I should still have the original branch, if you just want me to force push it back?
@bitprophet ?
Yea looks like the typing updates made github lose its mind. if you can rebase and force-push that'd probably be ideal - you'll probably want to make sure you copy over any type hints from main
to your branch's diff, if there even are any.
From skimming what looks like the two commits actually relevant: my off the cuff thoughts:
stdin_is_bytes=True
or maybe decode_stdin=False
Ah, it looks like I made the changes through Github, not locally. I'll try cherry picking to a new branch.
* however I'm wondering if there's anything cleaner/smarter we can do within the "number of bytes to read" helper instead (per your original 'fix' for this elsewhere)
That's a different issue, so not sure that function has anything to do with this one.
* or, since the "it's binary, please do not do any edge encoding/decoding" approach is arguably more correct, is there anything smarter we can do to autodetect? * are there approaches other tools use when handling unknown stdin? * eg "attempt to decode some reasonable first few bytes as if it was $configured_encoding, and if this fails, fallback to assuming binary"?
To be honest, I never fully understood the reason for decoding to a str and back again. So, you'll probably just have to make a decision on this one.
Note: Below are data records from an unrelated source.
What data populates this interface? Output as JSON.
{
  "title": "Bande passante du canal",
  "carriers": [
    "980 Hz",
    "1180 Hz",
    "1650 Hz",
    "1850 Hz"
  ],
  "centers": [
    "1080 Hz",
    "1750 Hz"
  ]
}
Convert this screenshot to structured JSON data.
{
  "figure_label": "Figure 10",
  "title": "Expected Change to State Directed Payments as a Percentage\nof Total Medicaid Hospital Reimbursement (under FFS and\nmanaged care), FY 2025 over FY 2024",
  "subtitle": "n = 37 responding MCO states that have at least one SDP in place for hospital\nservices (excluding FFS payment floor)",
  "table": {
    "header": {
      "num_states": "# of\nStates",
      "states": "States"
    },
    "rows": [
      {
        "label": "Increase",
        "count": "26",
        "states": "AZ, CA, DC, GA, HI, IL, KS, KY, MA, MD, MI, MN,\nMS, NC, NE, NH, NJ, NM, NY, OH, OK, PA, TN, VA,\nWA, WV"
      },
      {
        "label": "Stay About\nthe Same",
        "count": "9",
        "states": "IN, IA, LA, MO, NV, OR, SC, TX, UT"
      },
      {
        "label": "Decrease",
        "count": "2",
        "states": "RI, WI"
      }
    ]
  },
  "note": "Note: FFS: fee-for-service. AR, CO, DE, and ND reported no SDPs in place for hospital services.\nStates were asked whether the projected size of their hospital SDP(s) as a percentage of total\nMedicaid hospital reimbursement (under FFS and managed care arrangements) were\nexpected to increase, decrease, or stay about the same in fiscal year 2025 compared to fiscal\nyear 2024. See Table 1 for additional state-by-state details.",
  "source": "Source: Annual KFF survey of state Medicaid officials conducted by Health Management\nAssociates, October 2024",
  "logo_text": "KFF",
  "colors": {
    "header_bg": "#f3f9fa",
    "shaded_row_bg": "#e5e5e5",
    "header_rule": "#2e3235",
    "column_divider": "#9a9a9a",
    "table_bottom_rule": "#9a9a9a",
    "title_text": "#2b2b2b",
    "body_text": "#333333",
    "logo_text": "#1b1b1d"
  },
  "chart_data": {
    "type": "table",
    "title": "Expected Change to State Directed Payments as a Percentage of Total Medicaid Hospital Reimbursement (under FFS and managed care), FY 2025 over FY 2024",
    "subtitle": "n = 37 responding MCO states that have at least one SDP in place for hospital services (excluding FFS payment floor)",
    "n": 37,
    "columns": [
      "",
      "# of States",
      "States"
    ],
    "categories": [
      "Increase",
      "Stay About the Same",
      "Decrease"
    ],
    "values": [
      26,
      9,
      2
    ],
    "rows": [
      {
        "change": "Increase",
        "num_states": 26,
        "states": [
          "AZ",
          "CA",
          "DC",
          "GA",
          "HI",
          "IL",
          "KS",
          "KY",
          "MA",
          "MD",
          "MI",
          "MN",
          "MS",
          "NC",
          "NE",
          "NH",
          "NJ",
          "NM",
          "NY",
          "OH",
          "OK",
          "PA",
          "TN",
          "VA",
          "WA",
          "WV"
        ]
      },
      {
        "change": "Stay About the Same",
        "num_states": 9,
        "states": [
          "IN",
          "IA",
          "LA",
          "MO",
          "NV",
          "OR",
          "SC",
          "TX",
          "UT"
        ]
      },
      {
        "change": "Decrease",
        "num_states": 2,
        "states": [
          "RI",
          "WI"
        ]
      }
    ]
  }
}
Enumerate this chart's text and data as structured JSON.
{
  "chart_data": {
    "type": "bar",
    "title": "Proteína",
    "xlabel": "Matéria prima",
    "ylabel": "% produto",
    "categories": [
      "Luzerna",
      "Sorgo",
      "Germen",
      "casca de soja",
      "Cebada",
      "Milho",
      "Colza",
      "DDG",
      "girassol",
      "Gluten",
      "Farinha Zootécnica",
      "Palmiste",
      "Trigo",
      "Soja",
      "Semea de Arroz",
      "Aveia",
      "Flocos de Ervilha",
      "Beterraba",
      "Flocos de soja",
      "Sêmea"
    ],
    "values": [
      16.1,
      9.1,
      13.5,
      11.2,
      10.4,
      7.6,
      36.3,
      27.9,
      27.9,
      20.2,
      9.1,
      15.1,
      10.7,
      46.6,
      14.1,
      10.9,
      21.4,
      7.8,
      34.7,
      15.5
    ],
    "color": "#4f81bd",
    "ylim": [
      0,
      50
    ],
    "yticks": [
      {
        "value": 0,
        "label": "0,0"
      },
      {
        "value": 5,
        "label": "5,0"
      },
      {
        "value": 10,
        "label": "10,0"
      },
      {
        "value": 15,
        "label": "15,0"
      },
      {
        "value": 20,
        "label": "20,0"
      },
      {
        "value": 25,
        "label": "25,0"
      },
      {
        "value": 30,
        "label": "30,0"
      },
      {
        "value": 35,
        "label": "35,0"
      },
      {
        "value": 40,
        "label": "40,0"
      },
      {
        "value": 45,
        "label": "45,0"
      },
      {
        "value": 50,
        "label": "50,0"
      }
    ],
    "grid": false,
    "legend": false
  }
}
The only related thing I can think of is charset-normalizer, which can guess the encoding used. I'm still not sure I'd use it to try and detect if something is binary or not though. It's always going to be an estimate, so you'll likely still have edge cases that cause problems on occasion.
Let me know if you want to continue this way, and I'll sort out the typing. It'll be a little tricky now, as the data being passed around is str | bytes
and we're detecting it based on an option, rather than an isinstance() check.
Fixes #818.